In fact, he did have some customers asking about pints before he added them to his lineup, which previously was growler fills and tasting trays of three to five beers.
Even though he’s made changes toward being more of a bar, Klabunde doesn’t want to cater to a rowdy crowd. Doors still close at 8 p.m. Sunday through Thursday and 9 p.m. Friday and Saturday. And while The Growl Store has a counter, it doesn’t have bar stools, but Klabunde is considering adding some seating.
Along with pints, The Growl Store now has happy hour from 4 to 6 PM with $2 off pints and weekly specials with a different tap priced at $10 for a growler fill and $3.50 for a pint until the keg is gone.
“While we serve pints we still think of ourselves as really a tasting room and growler fill station,” he said.
The Growl Store opened in late 2015 and has 44 taps of beer and cider from breweries within a 100 miles radius of Seattle.
While Klabunde is focused on local beers, he did kind of step outside that when he offered Charlie, an ale dedicated to “The Complete Joy of Homebrewing” author Charlie Papazian by Oregon’s Rogue Ales, which is only available every few years. With Rogue’s Issaquah brewpub, it fell into a sort of a gray area, Klabunde said.
The ciders, he admits, are sometimes a little further out than 100 miles because there aren’t as many cideries around, but they’re all from Washington state.
Klabunde also keeps a ginger beer and a gluten free beer on tap.
Sixty different breweries have had their beer flowing through the taps since Klabunde opened last December at the corner of Madison Street and 13th Avenue. TV screens in the shop and an up-to-date online list lets customers know what’s on tap and how much is left in the keg.
His goal is to have beer from a new brewery on tap each week, but it doesn’t always happen.
New-to-craft-beer customers often wonder through his doors, so he asked them to describe the beers they’ve had and what they did and didn’t like. Then he sets up a tasting tray of beers he thinks they might like along with one or two of his favorites.
He also teaches people about caring for their growlers.
Once opened a growler of beer is good for 48 hours, sealed it lasts for about two weeks in the fridge.
“Keg-fresh beer just beats canned beer all day long,” Klabunde said.
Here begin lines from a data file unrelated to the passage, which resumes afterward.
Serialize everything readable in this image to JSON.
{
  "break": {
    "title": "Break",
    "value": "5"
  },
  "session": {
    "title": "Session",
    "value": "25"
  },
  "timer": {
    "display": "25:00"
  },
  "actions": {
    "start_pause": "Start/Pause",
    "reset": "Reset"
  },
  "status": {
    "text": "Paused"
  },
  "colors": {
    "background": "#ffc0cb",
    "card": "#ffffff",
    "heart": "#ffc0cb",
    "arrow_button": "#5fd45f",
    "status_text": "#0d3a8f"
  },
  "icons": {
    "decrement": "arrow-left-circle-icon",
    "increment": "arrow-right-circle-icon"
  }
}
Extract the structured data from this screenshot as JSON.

Klabunde hopes the shop will help move people away from bottled and canned beer to make their footprints a little greener. Offering local brews, instead of beer from further away also helps to keep the carbon footprint lower.
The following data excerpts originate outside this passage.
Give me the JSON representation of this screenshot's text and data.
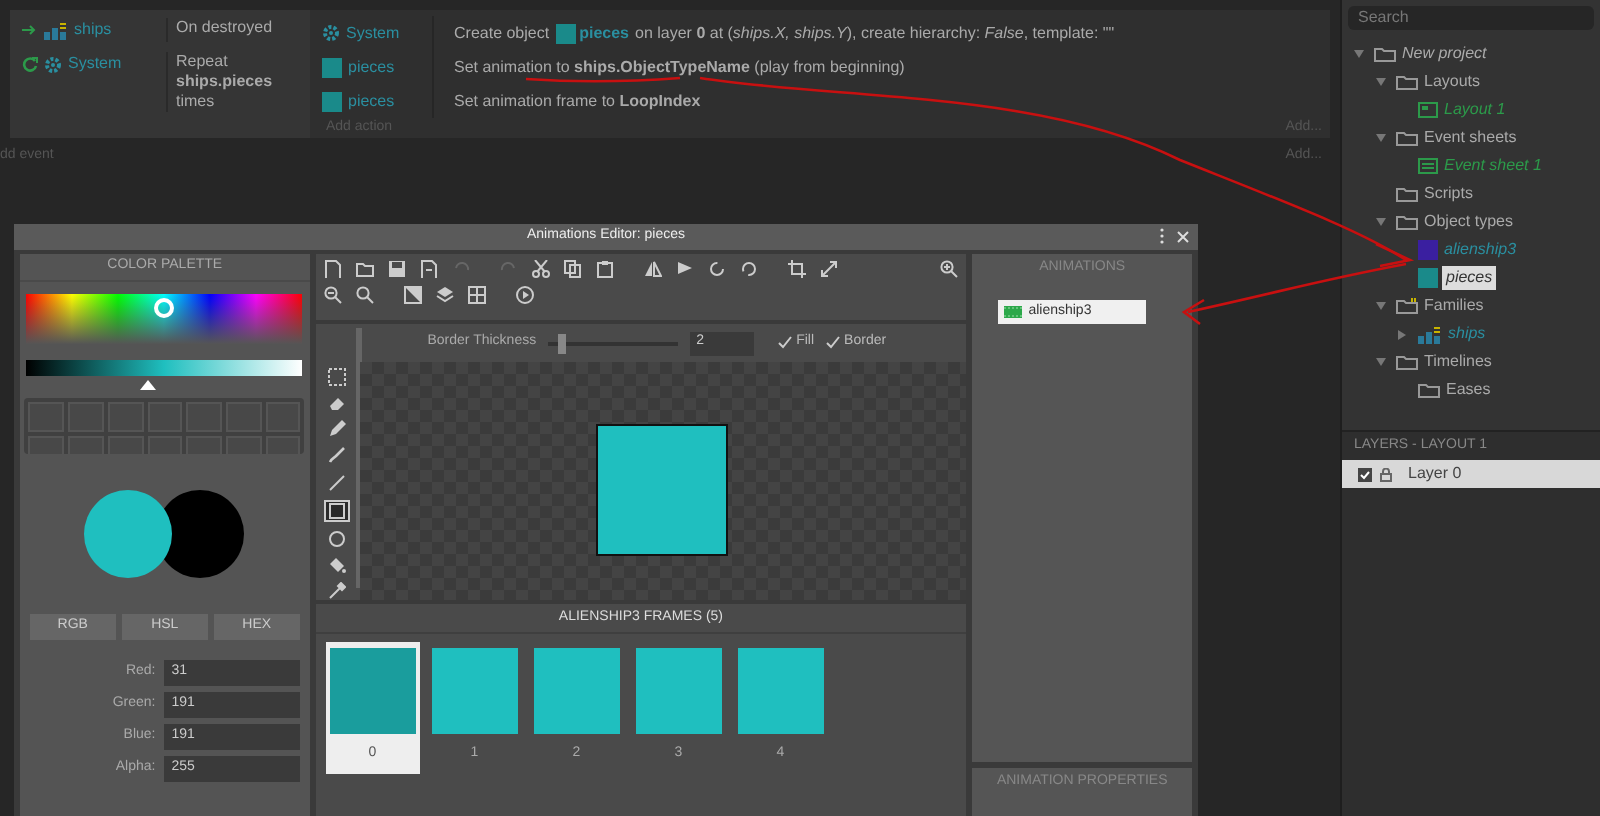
{
  "event": {
    "conditions": [
      {
        "kind": "trigger",
        "object": {
          "kind": "family",
          "name": "ships"
        },
        "text": "On destroyed"
      },
      {
        "kind": "loop",
        "object": {
          "kind": "system",
          "name": "System"
        },
        "text": "Repeat **ships.pieces** times"
      }
    ],
    "actions": [
      {
        "object": {
          "kind": "system",
          "name": "System"
        },
        "parts": [
          {
            "kind": "text",
            "text": "Create object"
          },
          {
            "kind": "object",
            "text": "pieces"
          },
          {
            "kind": "text",
            "text": "on layer **0** at (*ships.X, ships.Y*), create hierarchy: *False*, template: \"\""
          }
        ]
      },
      {
        "object": {
          "kind": "sprite",
          "name": "pieces"
        },
        "parts": [
          {
            "kind": "text",
            "text": "Set animation to **ships.ObjectTypeName** (play from beginning)"
          }
        ]
      },
      {
        "object": {
          "kind": "sprite",
          "name": "pieces"
        },
        "parts": [
          {
            "kind": "text",
            "text": "Set animation frame to **LoopIndex**"
          }
        ]
      }
    ],
    "add_action": "Add action",
    "add_link": "Add..."
  },
  "add_event": "dd event",
  "add_event_link": "Add...",
  "dialog": {
    "title": "Animations Editor: pieces",
    "palette": {
      "title": "COLOR PALETTE",
      "hue": {
        "level": 0.5
      },
      "shade": {
        "level": 0.44
      },
      "primary": {
        "color": "#1fbfbf"
      },
      "secondary": {
        "color": "#000000"
      },
      "modes": [
        {
          "label": "RGB"
        },
        {
          "label": "HSL"
        },
        {
          "label": "HEX"
        }
      ],
      "channels": [
        {
          "label": "Red:",
          "value": "31"
        },
        {
          "label": "Green:",
          "value": "191"
        },
        {
          "label": "Blue:",
          "value": "191"
        },
        {
          "label": "Alpha:",
          "value": "255"
        }
      ]
    },
    "tools": [
      {
        "selected": false
      },
      {
        "selected": false
      },
      {
        "selected": false
      },
      {
        "selected": false
      },
      {
        "selected": false
      },
      {
        "selected": true
      },
      {
        "selected": false
      },
      {
        "selected": false
      },
      {
        "selected": false
      }
    ],
    "options": {
      "label": "Border Thickness",
      "slider": {
        "level": 0.1
      },
      "value": "2",
      "checks": [
        {
          "label": "Fill",
          "checked": true
        },
        {
          "label": "Border",
          "checked": true
        }
      ]
    },
    "frames": {
      "title": "ALIENSHIP3 FRAMES (5)",
      "items": [
        {
          "label": "0",
          "selected": true
        },
        {
          "label": "1",
          "selected": false
        },
        {
          "label": "2",
          "selected": false
        },
        {
          "label": "3",
          "selected": false
        },
        {
          "label": "4",
          "selected": false
        }
      ]
    },
    "animations": {
      "title": "ANIMATIONS",
      "items": [
        {
          "label": "alienship3",
          "selected": true
        }
      ]
    },
    "properties": {
      "title": "ANIMATION PROPERTIES"
    }
  },
  "project": {
    "search": {
      "placeholder": "Search"
    },
    "tree": [
      {
        "label": "New project",
        "kind": "project",
        "expanded": true,
        "selected": false,
        "children": [
          {
            "label": "Layouts",
            "kind": "folder",
            "expanded": true,
            "selected": false,
            "children": [
              {
                "label": "Layout 1",
                "kind": "layout",
                "selected": false
              }
            ]
          },
          {
            "label": "Event sheets",
            "kind": "folder",
            "expanded": true,
            "selected": false,
            "children": [
              {
                "label": "Event sheet 1",
                "kind": "eventsheet",
                "selected": false
              }
            ]
          },
          {
            "label": "Scripts",
            "kind": "folder",
            "selected": false
          },
          {
            "label": "Object types",
            "kind": "folder",
            "expanded": true,
            "selected": false,
            "children": [
              {
                "label": "alienship3",
                "kind": "sprite",
                "color": "#3a1fa0",
                "selected": false
              },
              {
                "label": "pieces",
                "kind": "sprite",
                "color": "#1a8a8a",
                "selected": true
              }
            ]
          },
          {
            "label": "Families",
            "kind": "familyfolder",
            "expanded": true,
            "selected": false,
            "children": [
              {
                "label": "ships",
                "kind": "family",
                "expanded": false,
                "selected": false
              }
            ]
          },
          {
            "label": "Timelines",
            "kind": "folder",
            "expanded": true,
            "selected": false,
            "children": [
              {
                "label": "Eases",
                "kind": "folder",
                "selected": false
              }
            ]
          }
        ]
      }
    ]
  },
  "layers": {
    "title": "LAYERS - LAYOUT 1",
    "items": [
      {
        "label": "Layer 0",
        "checked": true,
        "selected": true
      }
    ]
  }
}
Since opening in December of last year, 17,553 cans and bottles have been saved by serving beer from the tap to the glass or growler.
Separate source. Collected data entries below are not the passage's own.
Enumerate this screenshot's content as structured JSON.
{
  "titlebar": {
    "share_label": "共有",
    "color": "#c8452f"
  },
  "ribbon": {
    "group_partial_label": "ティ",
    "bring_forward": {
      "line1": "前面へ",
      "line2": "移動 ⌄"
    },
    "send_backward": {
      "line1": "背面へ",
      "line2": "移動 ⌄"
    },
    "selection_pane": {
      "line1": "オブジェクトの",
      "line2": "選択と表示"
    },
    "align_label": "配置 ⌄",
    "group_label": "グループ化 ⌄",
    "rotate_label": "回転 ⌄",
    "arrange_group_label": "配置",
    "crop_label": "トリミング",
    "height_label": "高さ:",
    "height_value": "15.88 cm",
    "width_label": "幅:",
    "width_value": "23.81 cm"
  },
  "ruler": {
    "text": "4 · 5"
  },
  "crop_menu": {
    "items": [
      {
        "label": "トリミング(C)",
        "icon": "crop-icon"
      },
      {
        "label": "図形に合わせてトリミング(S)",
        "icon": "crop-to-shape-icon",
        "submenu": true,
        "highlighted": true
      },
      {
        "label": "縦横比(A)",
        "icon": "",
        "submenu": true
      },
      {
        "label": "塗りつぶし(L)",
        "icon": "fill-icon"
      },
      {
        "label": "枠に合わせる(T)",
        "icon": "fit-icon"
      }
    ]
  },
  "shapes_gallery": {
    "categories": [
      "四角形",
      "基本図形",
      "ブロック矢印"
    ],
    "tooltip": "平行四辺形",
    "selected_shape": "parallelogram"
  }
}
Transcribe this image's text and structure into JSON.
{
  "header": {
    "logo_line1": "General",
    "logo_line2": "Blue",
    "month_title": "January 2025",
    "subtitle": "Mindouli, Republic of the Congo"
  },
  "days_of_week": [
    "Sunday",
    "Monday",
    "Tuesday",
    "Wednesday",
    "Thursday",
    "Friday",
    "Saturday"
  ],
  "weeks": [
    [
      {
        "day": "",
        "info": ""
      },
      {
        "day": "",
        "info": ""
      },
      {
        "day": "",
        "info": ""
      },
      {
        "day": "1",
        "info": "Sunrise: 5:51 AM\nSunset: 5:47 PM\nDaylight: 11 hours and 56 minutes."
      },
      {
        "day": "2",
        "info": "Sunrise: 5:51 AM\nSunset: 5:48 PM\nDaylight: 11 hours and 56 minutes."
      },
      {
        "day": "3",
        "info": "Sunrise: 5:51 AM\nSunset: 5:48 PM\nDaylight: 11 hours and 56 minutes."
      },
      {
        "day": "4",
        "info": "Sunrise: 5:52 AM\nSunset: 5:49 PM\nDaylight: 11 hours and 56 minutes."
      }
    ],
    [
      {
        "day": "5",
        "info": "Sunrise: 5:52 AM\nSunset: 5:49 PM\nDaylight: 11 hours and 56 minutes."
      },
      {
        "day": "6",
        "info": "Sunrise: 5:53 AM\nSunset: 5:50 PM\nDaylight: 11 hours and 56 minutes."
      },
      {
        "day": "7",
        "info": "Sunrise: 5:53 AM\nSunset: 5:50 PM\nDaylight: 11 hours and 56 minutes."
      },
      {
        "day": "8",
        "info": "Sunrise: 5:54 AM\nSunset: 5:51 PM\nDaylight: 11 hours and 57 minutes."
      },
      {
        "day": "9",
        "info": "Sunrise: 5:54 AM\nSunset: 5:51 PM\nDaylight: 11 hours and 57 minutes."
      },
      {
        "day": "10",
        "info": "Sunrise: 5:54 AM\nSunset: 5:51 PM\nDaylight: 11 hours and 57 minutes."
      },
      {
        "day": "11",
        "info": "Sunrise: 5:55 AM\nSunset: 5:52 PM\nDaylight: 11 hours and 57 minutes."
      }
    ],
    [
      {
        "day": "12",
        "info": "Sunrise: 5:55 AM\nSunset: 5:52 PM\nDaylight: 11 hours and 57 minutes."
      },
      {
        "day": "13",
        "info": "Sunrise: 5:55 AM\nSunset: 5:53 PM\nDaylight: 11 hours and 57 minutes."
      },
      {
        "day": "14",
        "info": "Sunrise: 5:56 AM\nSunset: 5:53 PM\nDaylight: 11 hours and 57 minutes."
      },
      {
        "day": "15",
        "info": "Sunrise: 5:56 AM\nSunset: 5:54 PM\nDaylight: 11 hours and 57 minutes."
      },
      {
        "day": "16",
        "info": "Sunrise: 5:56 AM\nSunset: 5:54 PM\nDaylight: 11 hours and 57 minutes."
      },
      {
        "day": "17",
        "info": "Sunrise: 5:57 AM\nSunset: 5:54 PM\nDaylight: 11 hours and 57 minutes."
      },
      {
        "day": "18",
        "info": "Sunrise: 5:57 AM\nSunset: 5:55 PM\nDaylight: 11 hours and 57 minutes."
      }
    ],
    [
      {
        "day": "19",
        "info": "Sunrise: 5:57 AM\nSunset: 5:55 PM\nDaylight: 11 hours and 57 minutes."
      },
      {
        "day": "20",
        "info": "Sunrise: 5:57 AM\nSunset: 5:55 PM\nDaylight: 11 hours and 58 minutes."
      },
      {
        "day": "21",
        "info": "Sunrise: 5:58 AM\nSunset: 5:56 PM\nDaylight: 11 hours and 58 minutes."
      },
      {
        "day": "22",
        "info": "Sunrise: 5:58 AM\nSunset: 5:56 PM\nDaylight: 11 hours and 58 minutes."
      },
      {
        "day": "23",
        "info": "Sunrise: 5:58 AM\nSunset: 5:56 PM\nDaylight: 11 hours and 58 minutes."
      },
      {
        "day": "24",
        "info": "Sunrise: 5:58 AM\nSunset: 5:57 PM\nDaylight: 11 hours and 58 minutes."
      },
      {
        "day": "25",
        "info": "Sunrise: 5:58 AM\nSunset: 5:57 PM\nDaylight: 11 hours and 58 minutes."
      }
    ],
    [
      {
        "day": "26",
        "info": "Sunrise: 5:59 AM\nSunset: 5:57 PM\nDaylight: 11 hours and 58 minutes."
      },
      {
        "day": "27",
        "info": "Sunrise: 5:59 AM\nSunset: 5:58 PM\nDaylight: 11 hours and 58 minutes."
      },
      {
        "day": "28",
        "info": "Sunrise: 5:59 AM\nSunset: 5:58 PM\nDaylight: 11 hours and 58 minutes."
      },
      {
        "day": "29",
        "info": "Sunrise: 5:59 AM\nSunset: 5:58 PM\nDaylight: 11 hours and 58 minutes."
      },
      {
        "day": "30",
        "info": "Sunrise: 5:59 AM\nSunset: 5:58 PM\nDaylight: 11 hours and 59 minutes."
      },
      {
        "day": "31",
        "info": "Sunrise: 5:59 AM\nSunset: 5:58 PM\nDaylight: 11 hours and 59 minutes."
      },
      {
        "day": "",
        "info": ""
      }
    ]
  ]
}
“I just felt that I could help other people make a small change to really try to help. It’s about changing small behaviors, many small behaviors over time,” he said.
His idea for the shop was born from a love of beer and the environment. Growler fill stations have seen success in Portland, he said and figured he could kick things off in Seattle.
Business has been pretty steady with a healthy dose of repeat customers, Klabunde said, but as with any new business, he knows the first two years are tough.
In three to five years, if The Growl Store model does prove to be successful, Klabunde would like to open additional locations.
“We want to make sure we’re able to do this first one and do it right,” he said.
The Growl Store is located at 1222 E Madison. Learn more at thegrowlstore.com.
Redhook Brewpub updates
It’s not the best of times for the company behind the plan for a major addition to the Capitol Hill beer scene. CHS broke the news on a new Redhook Brewpub and 10-barrel brewery destined for E Pike about a year ago. Beer giant Craft Brew Alliance which owns the Redhook brand announced it was cutting half of the workers at its Woodinville brewery due to slow business in its Pabst contract. The tough financial period for the $347 million publicly traded company doesn’t appear to have put its plans for the Capitol Hill brewpub in jeopardy. The company has adjusted its schedule for the project, however, from a debut this fall to a planned grand opening in February 2017.